Теперь, закрыв глаза, реб Менделе ощущал, как великое слово, которое он когда-то вынашивал в себе и которым хотел осчастливить мир, а потом усомнился и в мире, и во всем остальном и был наказан тем, что слово у него отняли, как это самое слово начинает клубиться вдали, и движется к нему, и тянется; он точно испытывал родовые муки и верил, что скоро возвестит великое святое слово народу, который раньше беспощадно гнал от себя.

Ребе стоял сияющий: он был уверен, что пришло время, что до сих пор он совсем не был ребе, что он обманывал самого себя, а вот теперь на него снизойдет откровение. Он видел перед собой отблески раскаленного слова, которое загорается в душе и рвется с языка. Он чувствовал, что «орудие истины» рождается вместе со словом, и если до хасидов, которые его окружают, дойдет один только отблеск, то и тогда они впитают его и очистятся.

И просветленным взором увидел ребе, как над толпой, что стояла сплоченно, не шевелясь, и напоминала издали старый ветвистый лес, где деревья слились в одно, выросло какое-то странное создание. Оно поползло на четвереньках по стене, как косматая собака, как дьявол, пробило себе дорогу к ребе через головы, через плечи. Ребе широко раскрыл глаза, вздрогнул, припомнив, зачем он вышел, узнал босого Исроэла, увидел, как тот пробирается к нему, и опять почувствовал себя на земле.

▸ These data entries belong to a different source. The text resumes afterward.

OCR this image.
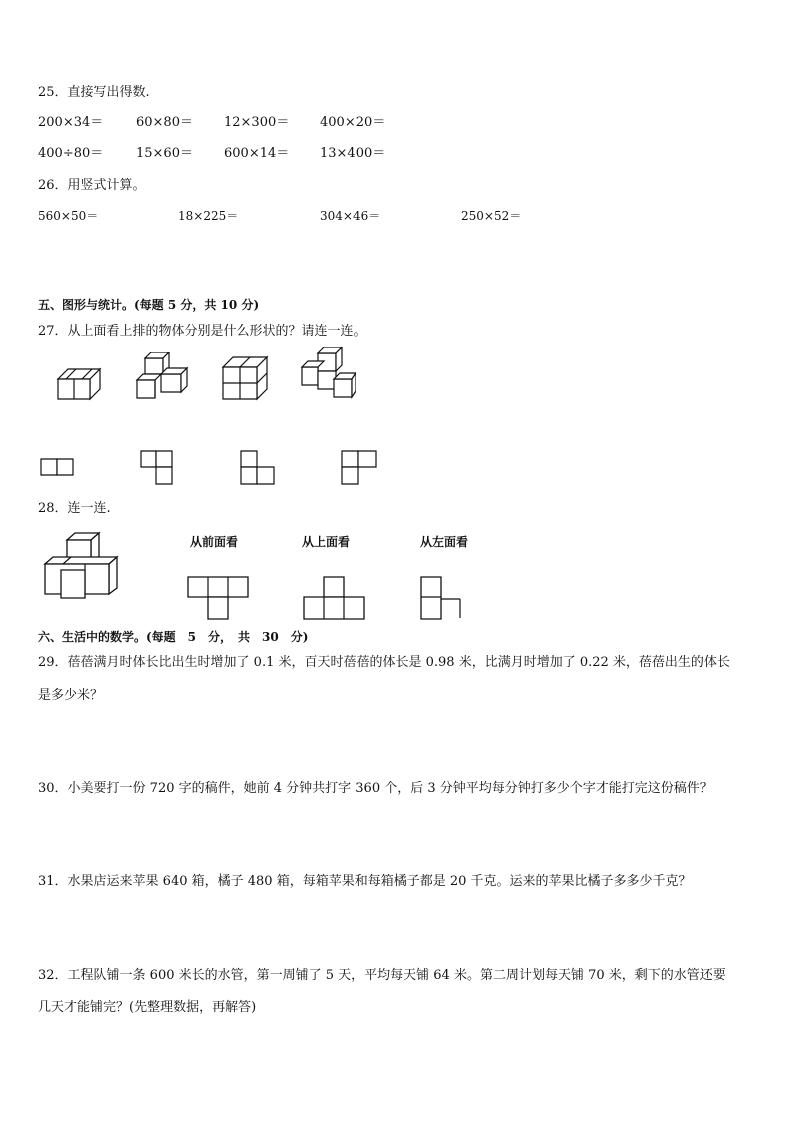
25．直接写出得数.
200×34＝	60×80＝ 12×300＝ 400×20＝
400÷80＝	15×60＝ 600×14＝ 13×400＝
26．用竖式计算。
560×50＝	18×225＝	304×46＝	250×52＝
五、图形与统计。(每题 5 分，共 10 分)
27．从上面看上排的物体分别是什么形状的？请连一连。
28．连一连.
从前面看	从上面看	从左面看
六、生活中的数学。(每题　5　分，　共　30　分)
29．蓓蓓满月时体长比出生时增加了 0.1 米，百天时蓓蓓的体长是 0.98 米，比满月时增加了 0.22 米，蓓蓓出生的体长
是多少米？
30．小美要打一份 720 字的稿件，她前 4 分钟共打字 360 个，后 3 分钟平均每分钟打多少个字才能打完这份稿件？
31．水果店运来苹果 640 箱，橘子 480 箱，每箱苹果和每箱橘子都是 20 千克。运来的苹果比橘子多多少千克？
32．工程队铺一条 600 米长的水管，第一周铺了 5 天，平均每天铺 64 米。第二周计划每天铺 70 米，剩下的水管还要
几天才能铺完？(先整理数据，再解答)
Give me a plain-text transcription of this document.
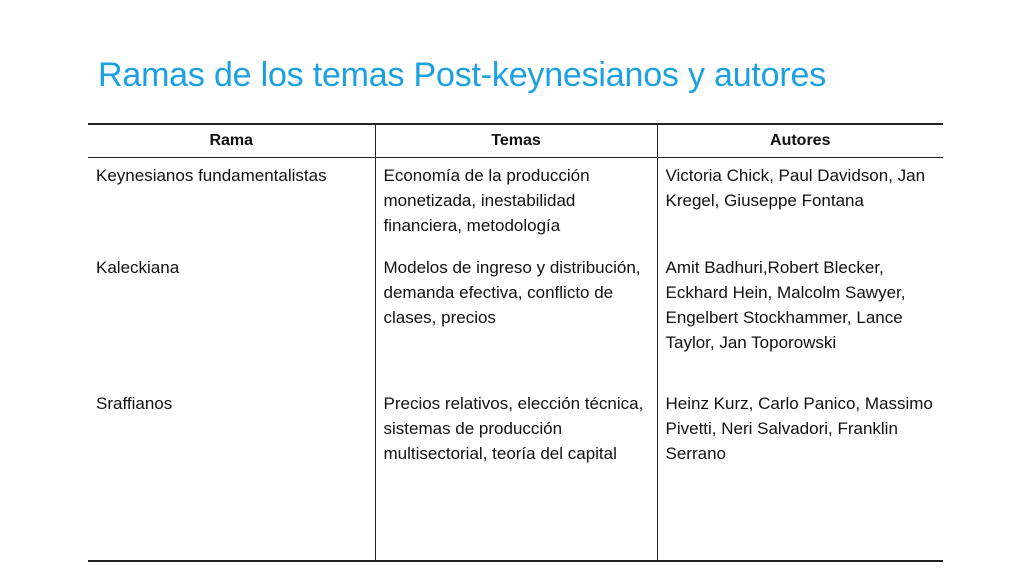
Ramas de los temas Post-keynesianos y autores
Rama	Temas	Autores

Keynesianos fundamentalistas	Economía de la producción monetizada, inestabilidad financiera, metodología	Victoria Chick, Paul Davidson, Jan Kregel, Giuseppe Fontana

Kaleckiana	Modelos de ingreso y distribución, demanda efectiva, conflicto de clases, precios	Amit Badhuri,Robert Blecker, Eckhard Hein, Malcolm Sawyer, Engelbert Stockhammer, Lance Taylor, Jan Toporowski

Sraffianos	Precios relativos, elección técnica, sistemas de producción multisectorial, teoría del capital	Heinz Kurz, Carlo Panico, Massimo Pivetti, Neri Salvadori, Franklin Serrano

Босой Исроэл сидел на чьих-то плечах, он будто возник из этого моря голов, смотрел своими черными горящими глазами на ребе, потом открыл обросший щетиной рот, словно собираясь проглотить кого-то, и громко, призывно крикнул:

— Ребе из Коцка, покайся!

Поднялся шум. Толпа пришла в движение, взволновалась, как море. То тут, то там вздымались руки, в босого Исроэла кидали меховые шапки, бросали пояса, пытаясь заарканить и стащить его на землю. Но Исроэл сидел на плечах единомышленников; он еще ниже нагнулся к ребе, не обращая внимания на шум, и снова заговорил:

— Твои хасиды, варшавские обжоры, живут с чужими женами, творят содомские дела!..

— Стащите его! — крикнул кто-то.

— Не давайте ему говорить, этому наглецу!

— Заткните ему рот поясом!

— Эй, кто там помоложе? Наденьте ему штраймл[38] на физиономию! — радостно крикнул пожилой хасид, снявший штраймл и оставшийся в ермолке.

Ребе поднял руку, подождал, пока стало тихо, так тихо, что можно было услышать падение булавки, и произнес умоляюще, обращаясь к хасидам:

— Оставьте его в покое, не трогайте его, пусть говорит!

Толпа вроде бы несколько успокоилась, но все еще возбужденно топталась на месте; она готова была каждую минуту растерзать босого Исроэла, однако многие все же боялись его: если он не щадит ребе, разве он побоится простого хасида? Босой Исроэл вытянул длинную шею, открыл рот и, как будто ничего не случилось, начал кричать еще громче:

— Теперь пришло время, ребе из Коцка, чтоб ты покаялся! Твои приверженцы продают тфилин. Говорят, в этом году кожевенные товары в Коцке очень дешевы!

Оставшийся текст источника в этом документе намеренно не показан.